Govt not bound’ to renew BPC licence

By NEIL HARTNELL

Tribune Business Editor

nhartnell@tribunemedia.net

The government has full legal authority not to renew Bahamas Petroleum Company’s (BPC) oil exploration licences, a major environmental organisation has told the prime minister.

Steve Mashuda, managing attorney for Earthjustice, told Dr Hubert Minnis in a May 13, 2021, letter its analysis suggests that neither the Petroleum Act nor BPC’s existing licences impose a legal obligation on the government that it must extend them into a third three-year term.

“Based on these available authorities, we conclude that the Government of The Bahamas has broad discretion under the law to deny BPC’s request for renewal of its licenses and that BPC has no right of renewal,” he wrote.

“In addition, such denial is not only within the lawful authority of The Bahamas, but it is also consistent with the Government of The Bahamas’ public opposition to offshore drilling activities as well as its nationally determined commitments under the Paris Agreement.”

Mr Mashuda argued that while BPC’s first licence renewal in 2012 was non-discretionary, provided that it met certain conditions, later renewals are entirely at the Government’s choice based on paragraph 43 of the oil explorer’s 2007 licence agreement.

That paragraph provides for two further renewals for periods of no more than three years, with the area covered by the licences to reduce by 50 percent each time. BPC is now seeking the first of these two renewals.

“This discretion is reiterated through the Petroleum Act,” Mr Mashuda said, “where ‘[t]he term for which a licence may be further renewed by the minister, shall not exceed a period of three years’.

“The Petroleum Regulations further reaffirm this discretion, using language similar to the 2007 licence agreement, when referring to a request for a second renewal: ‘and thereafter may, in his discretion, renew for two successive periods each not exceeding three years as to fifty per centum of the licensed area’.

“Neither the licence itself, nor the subsequently enacted provisions of the Petroleum Act and its regulations, place any limitations on the minister’s discretion to deny a subsequent renewal. Additionally, we evaluated the Minister’s discretion to consider either a general extension or an extension due to force majeure. In both cases, we similarly concluded that the minister retains the discretion to deny both requests.”

The Earthjustice conclusions, of accurate, will place more pressure on the Prime Minister and his Cabinet to live up to their publicly stated opposition to oil drilling in Bahamian waters by rejecting BPC’s licence renewal request. Dr Minnis and his Cabinet have repeatedly said they were bound by a legally watertight agreement to let BPC drill its Perseverance One exploratory well.

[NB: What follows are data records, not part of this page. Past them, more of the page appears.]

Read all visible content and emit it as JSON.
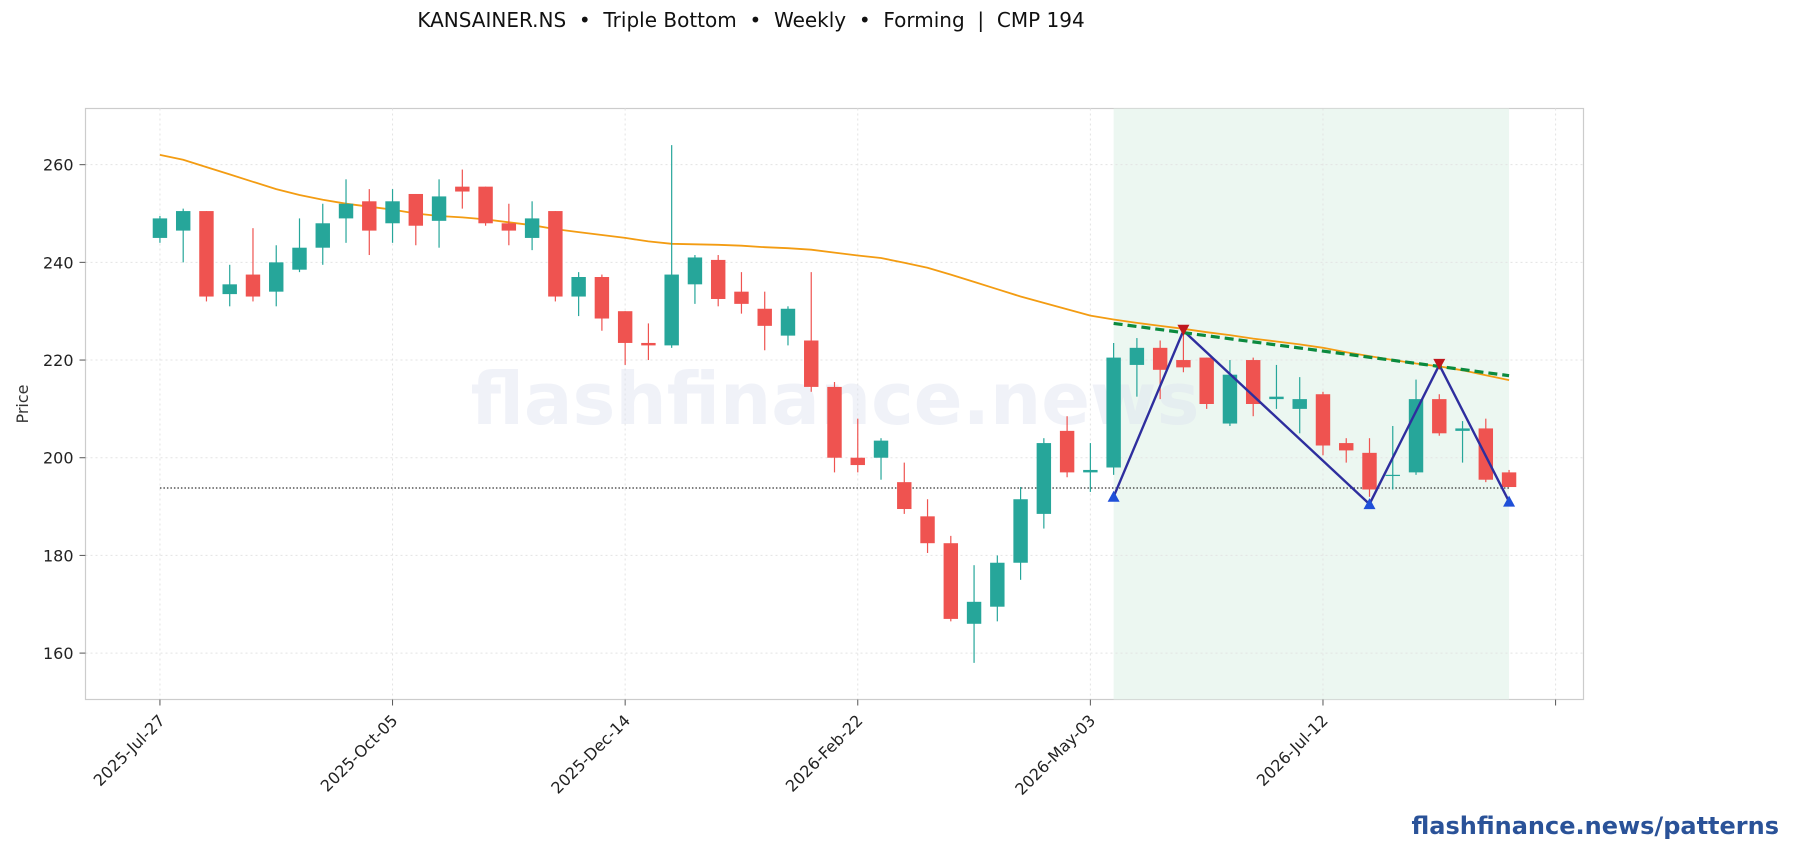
{
  "title": "KANSAINER.NS  •  Triple Bottom  •  Weekly  •  Forming  |  CMP 194",
  "watermark": "flashfinance.news",
  "footer": "flashfinance.news/patterns",
  "colors": {
    "up": "#26a69a",
    "down": "#ef5350",
    "sma": "#f39c12",
    "pattern_line": "#2e2e9e",
    "trendline": "#0b8a3e",
    "pattern_zone": "#e6f4ec",
    "trough_marker": "#1f4fd8",
    "peak_marker": "#c0171d",
    "support": "#333333"
  },
  "chart_data": {
    "type": "candlestick",
    "xlabel": "",
    "ylabel": "Price",
    "ylim": [
      150.5,
      271.5
    ],
    "yticks": [
      160,
      180,
      200,
      220,
      240,
      260
    ],
    "xticks": [
      {
        "index": 0,
        "label": "2025-Jul-27"
      },
      {
        "index": 10,
        "label": "2025-Oct-05"
      },
      {
        "index": 20,
        "label": "2025-Dec-14"
      },
      {
        "index": 30,
        "label": "2026-Feb-22"
      },
      {
        "index": 40,
        "label": "2026-May-03"
      },
      {
        "index": 50,
        "label": "2026-Jul-12"
      },
      {
        "index": 60,
        "label": ""
      }
    ],
    "xlim": [
      -3.2,
      61.2
    ],
    "grid": true,
    "candles": [
      {
        "date": "2025-Jul-27",
        "o": 245,
        "h": 249.5,
        "l": 244,
        "c": 249
      },
      {
        "date": "2025-Aug-03",
        "o": 246.5,
        "h": 251,
        "l": 240,
        "c": 250.5
      },
      {
        "date": "2025-Aug-10",
        "o": 250.5,
        "h": 250.5,
        "l": 232,
        "c": 233
      },
      {
        "date": "2025-Aug-17",
        "o": 233.5,
        "h": 239.5,
        "l": 231,
        "c": 235.5
      },
      {
        "date": "2025-Aug-24",
        "o": 237.5,
        "h": 247,
        "l": 232,
        "c": 233
      },
      {
        "date": "2025-Aug-31",
        "o": 234,
        "h": 243.5,
        "l": 231,
        "c": 240
      },
      {
        "date": "2025-Sep-07",
        "o": 238.5,
        "h": 249,
        "l": 238,
        "c": 243
      },
      {
        "date": "2025-Sep-14",
        "o": 243,
        "h": 252,
        "l": 239.5,
        "c": 248
      },
      {
        "date": "2025-Sep-21",
        "o": 249,
        "h": 257,
        "l": 244,
        "c": 252
      },
      {
        "date": "2025-Sep-28",
        "o": 252.5,
        "h": 255,
        "l": 241.5,
        "c": 246.5
      },
      {
        "date": "2025-Oct-05",
        "o": 248,
        "h": 255,
        "l": 244,
        "c": 252.5
      },
      {
        "date": "2025-Oct-12",
        "o": 254,
        "h": 254,
        "l": 243.5,
        "c": 247.5
      },
      {
        "date": "2025-Oct-19",
        "o": 248.5,
        "h": 257,
        "l": 243,
        "c": 253.5
      },
      {
        "date": "2025-Oct-26",
        "o": 255.5,
        "h": 259,
        "l": 251,
        "c": 254.5
      },
      {
        "date": "2025-Nov-02",
        "o": 255.5,
        "h": 255.5,
        "l": 247.5,
        "c": 248
      },
      {
        "date": "2025-Nov-09",
        "o": 248,
        "h": 252,
        "l": 243.5,
        "c": 246.5
      },
      {
        "date": "2025-Nov-16",
        "o": 245,
        "h": 252.5,
        "l": 242.5,
        "c": 249
      },
      {
        "date": "2025-Nov-23",
        "o": 250.5,
        "h": 250.5,
        "l": 232,
        "c": 233
      },
      {
        "date": "2025-Nov-30",
        "o": 233,
        "h": 238,
        "l": 229,
        "c": 237
      },
      {
        "date": "2025-Dec-07",
        "o": 237,
        "h": 237.5,
        "l": 226,
        "c": 228.5
      },
      {
        "date": "2025-Dec-14",
        "o": 230,
        "h": 230,
        "l": 219,
        "c": 223.5
      },
      {
        "date": "2025-Dec-21",
        "o": 223.5,
        "h": 227.5,
        "l": 220,
        "c": 223
      },
      {
        "date": "2025-Dec-28",
        "o": 223,
        "h": 264,
        "l": 222.5,
        "c": 237.5
      },
      {
        "date": "2026-Jan-04",
        "o": 235.5,
        "h": 241.5,
        "l": 231.5,
        "c": 241
      },
      {
        "date": "2026-Jan-11",
        "o": 240.5,
        "h": 241.5,
        "l": 231,
        "c": 232.5
      },
      {
        "date": "2026-Jan-18",
        "o": 234,
        "h": 238,
        "l": 229.5,
        "c": 231.5
      },
      {
        "date": "2026-Jan-25",
        "o": 230.5,
        "h": 234,
        "l": 222,
        "c": 227
      },
      {
        "date": "2026-Feb-01",
        "o": 225,
        "h": 231,
        "l": 223,
        "c": 230.5
      },
      {
        "date": "2026-Feb-08",
        "o": 224,
        "h": 238,
        "l": 213.5,
        "c": 214.5
      },
      {
        "date": "2026-Feb-15",
        "o": 214.5,
        "h": 215.5,
        "l": 197,
        "c": 200
      },
      {
        "date": "2026-Feb-22",
        "o": 200,
        "h": 208,
        "l": 197,
        "c": 198.5
      },
      {
        "date": "2026-Mar-01",
        "o": 200,
        "h": 204,
        "l": 195.5,
        "c": 203.5
      },
      {
        "date": "2026-Mar-08",
        "o": 195,
        "h": 199,
        "l": 188.5,
        "c": 189.5
      },
      {
        "date": "2026-Mar-15",
        "o": 188,
        "h": 191.5,
        "l": 180.5,
        "c": 182.5
      },
      {
        "date": "2026-Mar-22",
        "o": 182.5,
        "h": 184,
        "l": 166.5,
        "c": 167
      },
      {
        "date": "2026-Mar-29",
        "o": 166,
        "h": 178,
        "l": 158,
        "c": 170.5
      },
      {
        "date": "2026-Apr-05",
        "o": 169.5,
        "h": 180,
        "l": 166.5,
        "c": 178.5
      },
      {
        "date": "2026-Apr-12",
        "o": 178.5,
        "h": 194,
        "l": 175,
        "c": 191.5
      },
      {
        "date": "2026-Apr-19",
        "o": 188.5,
        "h": 204,
        "l": 185.5,
        "c": 203
      },
      {
        "date": "2026-Apr-26",
        "o": 205.5,
        "h": 208.5,
        "l": 196,
        "c": 197
      },
      {
        "date": "2026-May-03",
        "o": 197,
        "h": 203,
        "l": 193,
        "c": 197.5
      },
      {
        "date": "2026-May-10",
        "o": 198,
        "h": 223.5,
        "l": 196.5,
        "c": 220.5
      },
      {
        "date": "2026-May-17",
        "o": 219,
        "h": 224.5,
        "l": 212.5,
        "c": 222.5
      },
      {
        "date": "2026-May-24",
        "o": 222.5,
        "h": 224,
        "l": 212,
        "c": 218
      },
      {
        "date": "2026-May-31",
        "o": 220,
        "h": 226,
        "l": 217.5,
        "c": 218.5
      },
      {
        "date": "2026-Jun-07",
        "o": 220.5,
        "h": 220.5,
        "l": 210,
        "c": 211
      },
      {
        "date": "2026-Jun-14",
        "o": 207,
        "h": 220,
        "l": 206.5,
        "c": 217
      },
      {
        "date": "2026-Jun-21",
        "o": 220,
        "h": 220.5,
        "l": 208.5,
        "c": 211
      },
      {
        "date": "2026-Jun-28",
        "o": 212,
        "h": 219,
        "l": 210,
        "c": 212.5
      },
      {
        "date": "2026-Jul-05",
        "o": 210,
        "h": 216.5,
        "l": 205,
        "c": 212
      },
      {
        "date": "2026-Jul-12",
        "o": 213,
        "h": 213.5,
        "l": 200.5,
        "c": 202.5
      },
      {
        "date": "2026-Jul-19",
        "o": 203,
        "h": 204,
        "l": 199,
        "c": 201.5
      },
      {
        "date": "2026-Jul-26",
        "o": 201,
        "h": 204,
        "l": 192,
        "c": 193.5
      },
      {
        "date": "2026-Aug-02",
        "o": 196.5,
        "h": 206.5,
        "l": 193.5,
        "c": 196.5
      },
      {
        "date": "2026-Aug-09",
        "o": 197,
        "h": 216,
        "l": 196.5,
        "c": 212
      },
      {
        "date": "2026-Aug-16",
        "o": 212,
        "h": 213,
        "l": 204.5,
        "c": 205
      },
      {
        "date": "2026-Aug-23",
        "o": 205.5,
        "h": 207.5,
        "l": 199,
        "c": 206
      },
      {
        "date": "2026-Aug-30",
        "o": 206,
        "h": 208,
        "l": 195,
        "c": 195.5
      },
      {
        "date": "2026-Sep-06",
        "o": 197,
        "h": 197.5,
        "l": 194,
        "c": 194
      }
    ],
    "sma": [
      [
        0,
        262
      ],
      [
        1,
        261
      ],
      [
        2,
        259.5
      ],
      [
        3,
        258
      ],
      [
        4,
        256.5
      ],
      [
        5,
        255
      ],
      [
        6,
        253.8
      ],
      [
        7,
        252.8
      ],
      [
        8,
        252
      ],
      [
        9,
        251.4
      ],
      [
        10,
        250.8
      ],
      [
        11,
        250
      ],
      [
        12,
        249.5
      ],
      [
        13,
        249.2
      ],
      [
        14,
        248.8
      ],
      [
        15,
        248.2
      ],
      [
        16,
        247.6
      ],
      [
        17,
        246.8
      ],
      [
        18,
        246.2
      ],
      [
        19,
        245.6
      ],
      [
        20,
        245
      ],
      [
        21,
        244.3
      ],
      [
        22,
        243.8
      ],
      [
        23,
        243.7
      ],
      [
        24,
        243.6
      ],
      [
        25,
        243.4
      ],
      [
        26,
        243.1
      ],
      [
        27,
        242.9
      ],
      [
        28,
        242.6
      ],
      [
        29,
        242
      ],
      [
        30,
        241.4
      ],
      [
        31,
        240.9
      ],
      [
        32,
        239.9
      ],
      [
        33,
        238.9
      ],
      [
        34,
        237.5
      ],
      [
        35,
        236
      ],
      [
        36,
        234.5
      ],
      [
        37,
        233
      ],
      [
        38,
        231.7
      ],
      [
        39,
        230.4
      ],
      [
        40,
        229.1
      ],
      [
        41,
        228.3
      ],
      [
        42,
        227.6
      ],
      [
        43,
        227
      ],
      [
        44,
        226.4
      ],
      [
        45,
        225.7
      ],
      [
        46,
        225.1
      ],
      [
        47,
        224.4
      ],
      [
        48,
        223.8
      ],
      [
        49,
        223.2
      ],
      [
        50,
        222.5
      ],
      [
        51,
        221.6
      ],
      [
        52,
        220.8
      ],
      [
        53,
        220
      ],
      [
        54,
        219.3
      ],
      [
        55,
        218.7
      ],
      [
        56,
        217.9
      ],
      [
        57,
        216.9
      ],
      [
        58,
        215.9
      ]
    ],
    "support_level": 193.8,
    "support_range": [
      0,
      58
    ],
    "pattern_zone": [
      41,
      58
    ],
    "pattern_points": [
      [
        41,
        192
      ],
      [
        44,
        226
      ],
      [
        52,
        190.5
      ],
      [
        55,
        219
      ],
      [
        58,
        191
      ]
    ],
    "troughs": [
      [
        41,
        192
      ],
      [
        52,
        190.5
      ],
      [
        58,
        191
      ]
    ],
    "peaks": [
      [
        44,
        226
      ],
      [
        55,
        219
      ]
    ],
    "trendline": [
      [
        41,
        227.5
      ],
      [
        58,
        216.8
      ]
    ]
  }
}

Neither Carl Bethel QC, attorney general, nor Romauld Ferreira, minister of the environment and housing, returned Tribune Business calls yesterday seeking comment. The Earthjustice letter was also released right after Eytan Uliel, BPC’s incoming chief executive, told investors it was “our right to extend” the company’s four oil exploration licences beyond their end-June 2021 expiration.

He said on a recent podcast: “We were required to submit the application to extend the licence. “It’s not so much an application, because we have the right to... It’s our right to extend it.

“We have submitted all the paperwork required. It was required three months before June 30. That’s now been submitted to and there’s a process we go through in terms of renewal, but that’s all in train.”

Earthjustice’s Mr Mashuda, meanwhile, argued that BPC’s outstanding licence fees were just one of several reasons not to renew the company’s licences. He added: “BPC has recently made abundantly clear that it lacks the ability to fulfill the future obligations that would attach to a renewal.

“It is notable that for any operations under a renewal licence, BPC currently seeks ‘a funding and operating partner for the next stage of exploration activity in The Bahamas’, demonstrating through its efforts to farm-out the licence agreements that it does not have the assets or operational capacity to utilize the licences.”

Mr Mashuda continued: “The Petroleum Act requires both the technical and financial capability of the applicant be taken into consideration in the initial application for the licence, and further requires the minister to consider ‘any other particulars which the minister may deem appropriate’ when considering a renewal request.

“It is axiomatic and prudent that the Government of The Bahamas weigh BPC’s technical and financial capacity as part of its discretionary consideration of the renewal request. The Government of The Bahamas has no obligation to take on or accommodate problems caused by BPC’s past miscalculations. BPC must demonstrate its own capabilities and not rely upon a future potential farm-out to fulfill its obligations under a renewed licence agreement........

“The Government of The Bahamas should exercise its discretion to consider whether it is in the best interest of the country to grant a renewal to a company that is currently seeking to farm out its licences to an undetermined entity.”